Po lekcjach czekała na nich. Szli dość wolno. Wyszli jako ostatni ze szkoły bo mieli próby do występu. Zobaczyli ją. Stała pośrodku chodnika jak Sierotka Marysia. To chyba dobre określenie. W końcu ona też była sierotą. Nie miała nikogo z rodziny. Ręce schowała w kieszeniach czerwonego płaszczu. Na głowie miała białą czapkę. Niczym Święty Mikołaj. Zagryzała lekko dolną wargę. Liam od razu wyczuł, że się denerwuje więc przywitał się z nią:
- Cześć!
- Hej! - odpowiedziała niepewnie dziewczyna.
- Czekasz na kogoś?
- Ymm.. właściwie to na was.
- Co teraz przypomniałaś sobie o naszym istnieniu! - odezwał się zdenerwowany Harry.
- Ejj! Style's uspokój się! Daj jej dojść do słowa! - tym razem do rozmowy włączył się Irlandczyk.
- Dziękuję Niall! Chce tylko powiedzieć, że bardzo was przepraszam za moje zachowanie! Zachowałam się jak jakaś smarkula! Przecież to nie wasza wina, że Zayn przespał się z Olivią! Chce tylko wiedzieć, że mi wybaczycie! Nie oczekuję niczego więcej!

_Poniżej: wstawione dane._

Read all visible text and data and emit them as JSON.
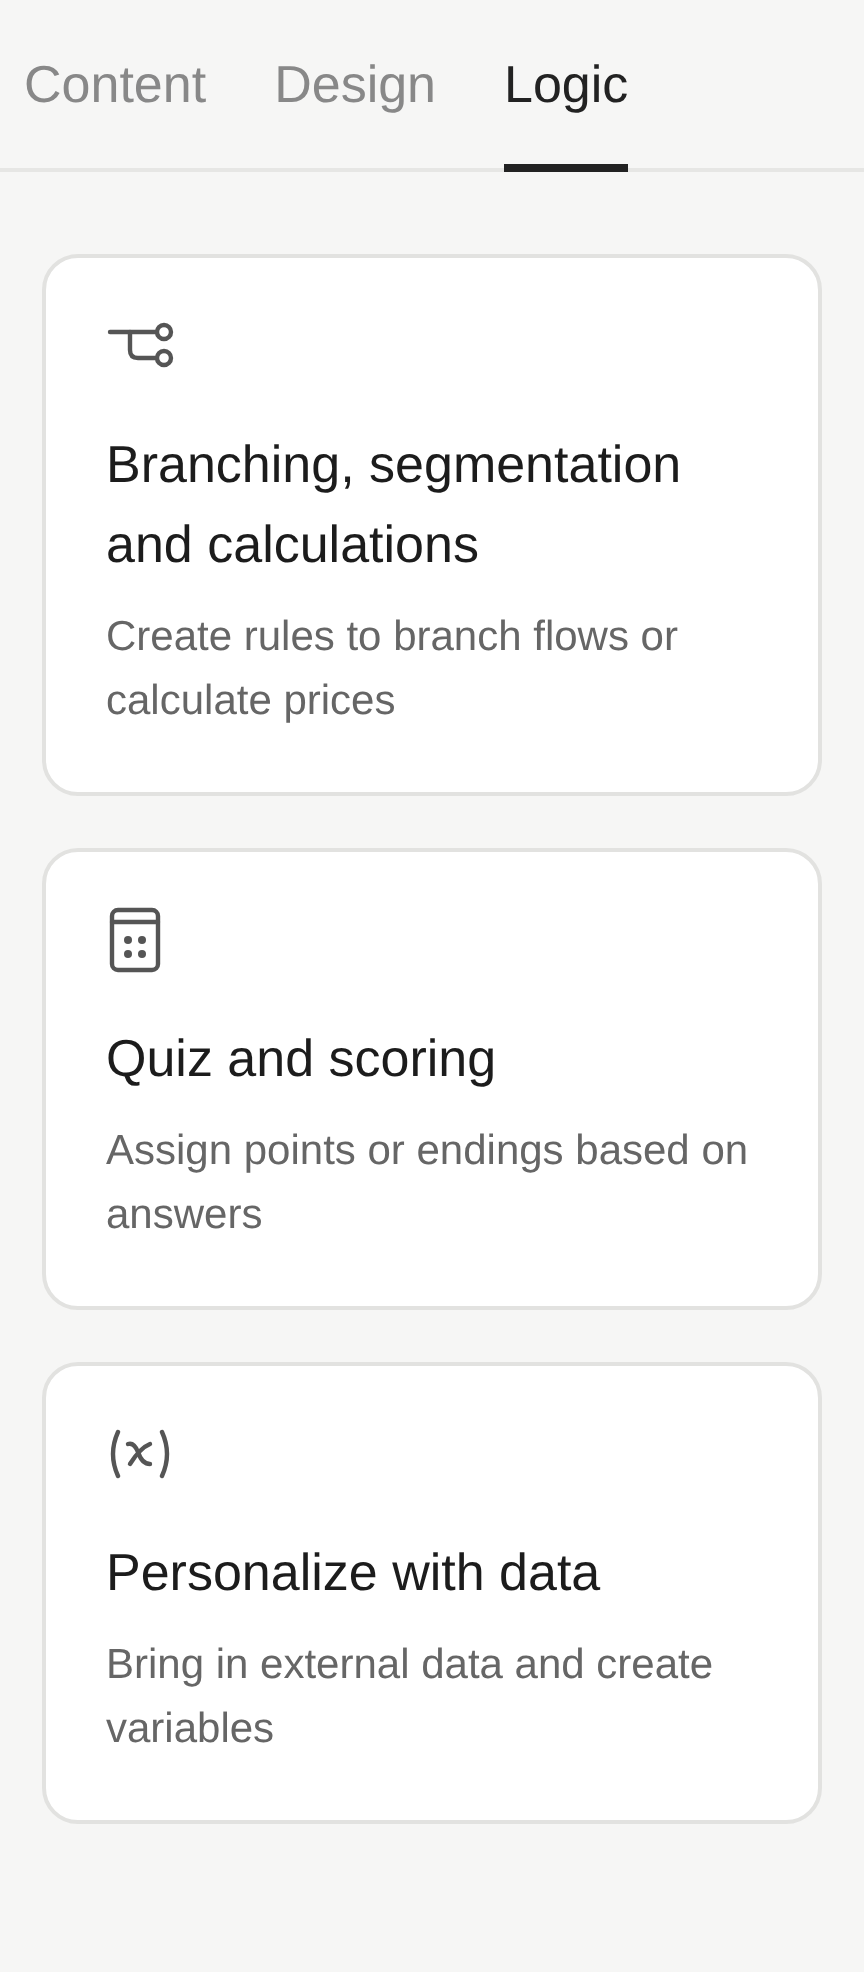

Spuściła głowę czekając na ich odpowiedź. Chłopcy wymienili miedzy sobą znaczące spojrzenia i rzucili się na dziewczynę. Była oszołomiona tym co się stało. Dopiero, gdy zaczęli ją mocno przytulać uświadomiła sobie, że jej wybaczyli. Promiennie się do nich uśmiechnęła i zaczęła krzyczeć.
- No puście mnie już!!
- Ale nie zostawisz nas już samych?! - spytał zaciekawiony Lou.
- Już nigdy więcej! Obiecaj..- krzyknął Niall.
- Na słowo harcerza..- podniosła dwa palce ku górze.
- Zaraz zaraz. Ona coś kręci! Pewnie nigdy nie była harcerzem! - zaśmiał się Harry.
- Atak śnieżkami! - wykrzyczał Liam.
Na ten sygnał wszyscy zaczęli biegać niczym grupa szaleńców. Brali śnieg, robili z niego kulki i nawzajem się nimi rzucali. Wszyscy przy tym mieli niezły ubaw. Ganiali się tak dobre 15 minut. Widząc, ze Bella już ma dość postanowili zbierać się do domu. Pomaszerowali w stronę ich samochodu i zaczynali wsiadać.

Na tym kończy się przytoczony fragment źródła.